You'd think the internet was invented specifically for talking about how wonderful Jennifer Lawrence is. Social media has embraced the Oscar winner because she's just like us! (She hugs babies! She uses butt-plugs! She is flawless in every way!) but if we continue to put Ms. Lawrence up on a pedestal, we will inevitably have to watch her public fall from glory the likes of which this country hasn't seen since Pee Wee Herman. Eventually, someone will write an article about how not-so-great she is (lies! She's wonderful!) and it will create an unexpected maelstrom of bad buzz for America's sweetheart. Because you can no longer make a decision for yourself without consulting social media -- you will start to dislike Jennifer Lawrence as well for no reason whatsoever. Listen, I went through this with Britney Spears back in 2007, and I don't have the mental bandwidth to watch another diva spiral out of control. LEAVE JENNIFER ALONE!!! Let her be perfect and beautiful without posting a Buzzfeed article about it every day. She made it through two Hunger Games for Christ's sake, isn't the enough for you people? What the hell more do you want from her?

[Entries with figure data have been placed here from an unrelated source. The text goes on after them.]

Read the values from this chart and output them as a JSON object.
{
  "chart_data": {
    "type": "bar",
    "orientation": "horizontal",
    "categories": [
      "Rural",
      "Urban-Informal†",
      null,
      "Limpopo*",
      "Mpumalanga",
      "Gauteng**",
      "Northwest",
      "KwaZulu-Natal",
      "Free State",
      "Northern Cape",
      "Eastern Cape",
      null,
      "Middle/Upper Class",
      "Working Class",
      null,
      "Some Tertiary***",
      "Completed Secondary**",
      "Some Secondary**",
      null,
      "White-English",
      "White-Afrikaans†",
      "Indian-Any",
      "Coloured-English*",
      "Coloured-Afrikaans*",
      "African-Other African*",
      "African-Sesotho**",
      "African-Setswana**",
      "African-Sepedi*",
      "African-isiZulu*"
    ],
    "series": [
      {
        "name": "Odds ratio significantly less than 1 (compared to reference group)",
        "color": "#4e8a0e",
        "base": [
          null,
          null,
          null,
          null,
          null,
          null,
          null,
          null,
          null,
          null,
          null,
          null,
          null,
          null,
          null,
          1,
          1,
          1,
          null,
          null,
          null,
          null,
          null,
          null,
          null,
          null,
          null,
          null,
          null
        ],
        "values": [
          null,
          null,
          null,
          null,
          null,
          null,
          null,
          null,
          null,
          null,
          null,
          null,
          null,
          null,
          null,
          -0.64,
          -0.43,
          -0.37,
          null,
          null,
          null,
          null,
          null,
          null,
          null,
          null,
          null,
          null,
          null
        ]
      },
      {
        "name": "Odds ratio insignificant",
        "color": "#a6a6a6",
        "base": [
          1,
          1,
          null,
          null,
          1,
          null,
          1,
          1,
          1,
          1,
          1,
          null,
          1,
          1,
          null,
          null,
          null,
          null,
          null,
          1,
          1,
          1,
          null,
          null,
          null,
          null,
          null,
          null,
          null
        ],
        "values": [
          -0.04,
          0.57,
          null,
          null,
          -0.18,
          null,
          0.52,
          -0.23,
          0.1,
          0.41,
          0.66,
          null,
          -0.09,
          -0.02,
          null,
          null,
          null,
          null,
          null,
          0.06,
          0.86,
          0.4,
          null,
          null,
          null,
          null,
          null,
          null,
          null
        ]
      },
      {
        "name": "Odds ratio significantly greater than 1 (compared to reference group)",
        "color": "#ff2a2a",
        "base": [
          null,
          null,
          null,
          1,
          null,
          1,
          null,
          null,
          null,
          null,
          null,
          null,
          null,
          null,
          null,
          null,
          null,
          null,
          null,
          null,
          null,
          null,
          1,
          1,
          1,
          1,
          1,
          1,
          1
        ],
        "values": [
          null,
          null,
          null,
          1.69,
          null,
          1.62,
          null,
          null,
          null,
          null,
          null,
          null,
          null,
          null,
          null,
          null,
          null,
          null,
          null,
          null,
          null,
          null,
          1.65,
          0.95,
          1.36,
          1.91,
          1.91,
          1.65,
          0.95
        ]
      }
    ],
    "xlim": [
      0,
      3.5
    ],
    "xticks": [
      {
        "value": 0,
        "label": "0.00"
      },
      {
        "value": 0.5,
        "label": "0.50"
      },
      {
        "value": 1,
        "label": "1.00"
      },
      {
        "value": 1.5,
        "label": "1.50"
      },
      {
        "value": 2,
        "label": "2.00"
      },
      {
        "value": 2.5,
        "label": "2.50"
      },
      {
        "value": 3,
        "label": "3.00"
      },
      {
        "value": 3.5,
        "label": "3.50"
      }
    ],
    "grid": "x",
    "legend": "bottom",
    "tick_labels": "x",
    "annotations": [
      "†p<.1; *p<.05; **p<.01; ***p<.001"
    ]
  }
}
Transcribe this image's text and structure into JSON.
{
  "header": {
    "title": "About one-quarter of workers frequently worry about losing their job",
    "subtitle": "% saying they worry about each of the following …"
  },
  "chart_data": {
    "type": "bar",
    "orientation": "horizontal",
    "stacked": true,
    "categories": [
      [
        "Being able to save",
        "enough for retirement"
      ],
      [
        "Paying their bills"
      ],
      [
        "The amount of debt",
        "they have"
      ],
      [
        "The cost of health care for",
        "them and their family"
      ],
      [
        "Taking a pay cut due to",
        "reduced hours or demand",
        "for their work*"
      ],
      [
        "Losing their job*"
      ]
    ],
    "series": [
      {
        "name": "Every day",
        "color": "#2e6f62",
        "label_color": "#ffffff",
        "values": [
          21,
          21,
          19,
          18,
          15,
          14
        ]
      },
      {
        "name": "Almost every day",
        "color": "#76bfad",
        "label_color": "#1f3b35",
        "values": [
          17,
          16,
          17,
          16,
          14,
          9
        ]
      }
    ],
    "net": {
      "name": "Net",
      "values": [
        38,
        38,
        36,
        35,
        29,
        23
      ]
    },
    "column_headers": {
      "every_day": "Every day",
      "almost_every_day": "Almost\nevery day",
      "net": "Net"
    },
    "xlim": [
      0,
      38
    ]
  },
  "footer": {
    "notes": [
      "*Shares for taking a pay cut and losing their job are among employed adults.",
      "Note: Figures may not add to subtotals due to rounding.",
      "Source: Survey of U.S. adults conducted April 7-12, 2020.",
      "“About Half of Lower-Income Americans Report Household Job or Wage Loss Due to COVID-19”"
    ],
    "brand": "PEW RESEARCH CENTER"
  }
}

5. Not Having an Opinion Other Than Love or Sheer Hatred.

Social media has essentially turned us into our grandparents. Our hearts are warmed or we are completely outraged by a newspaper clipping we have found that day. We're bi-polar geriatrics. I don't think I have ever seen someone post an article to their Facebook wall that says something like: "This article was very interesting because of A, B, and C, although, I don't completely agree with X, Y and Z. What do you think?" It's always "Woof! I hate this so much, I want to find the author and kill him" or "OMG, I LOVED THIS! READ! READ! READ!" The thing is, most articles posted online or in magazines are intended to either start a discussion or show you two sides to a certain story -- not completely outrage or fill us with love. Next time you read an article and comment about it on your Facebook wall, remember, it's OK to have an opinion. Anything at all besides complete love or absolute hate works too.

6. Stop Taking Pictures of Your Casual Dates.

If you're not in a long term relationship, please god stop taking pictures of yourself with the people you're casually dating - it confuses the dating marketplace. Navigating the dating world is hard enough without having to stalk your potential new love interest on Facebook every day to see who he or she is canoodling with now. After a while, your friends will know that it is almost inevitable that person you're standing next to today will have a new face and a new name by month's end and no one will take you seriously once you're in an actual relationship. This also doesn't make you popular: it makes you a slut.

7. Stop Mean Tweeting.

If you're old enough to know better, then you probably shouldn't do it. I miss the old days of picking up the phone or meeting for coffee and hashing out a problem instead of hash tagging out it for the world to see. It doesn't make you cool and doesn't get your point across, it actually makes you look like a psychopath with emotional issues who doesn't really care that the person they're saying something awful to, actually has feelings on the other end.

Instead of trying to shed excess weight or drinking less in 2014 (you know you will only last a few weeks, let's face facts here) let's all try to make the Internet a happier place. It's so much easier and more rewarding than a New Year's resolution you know you can't keep.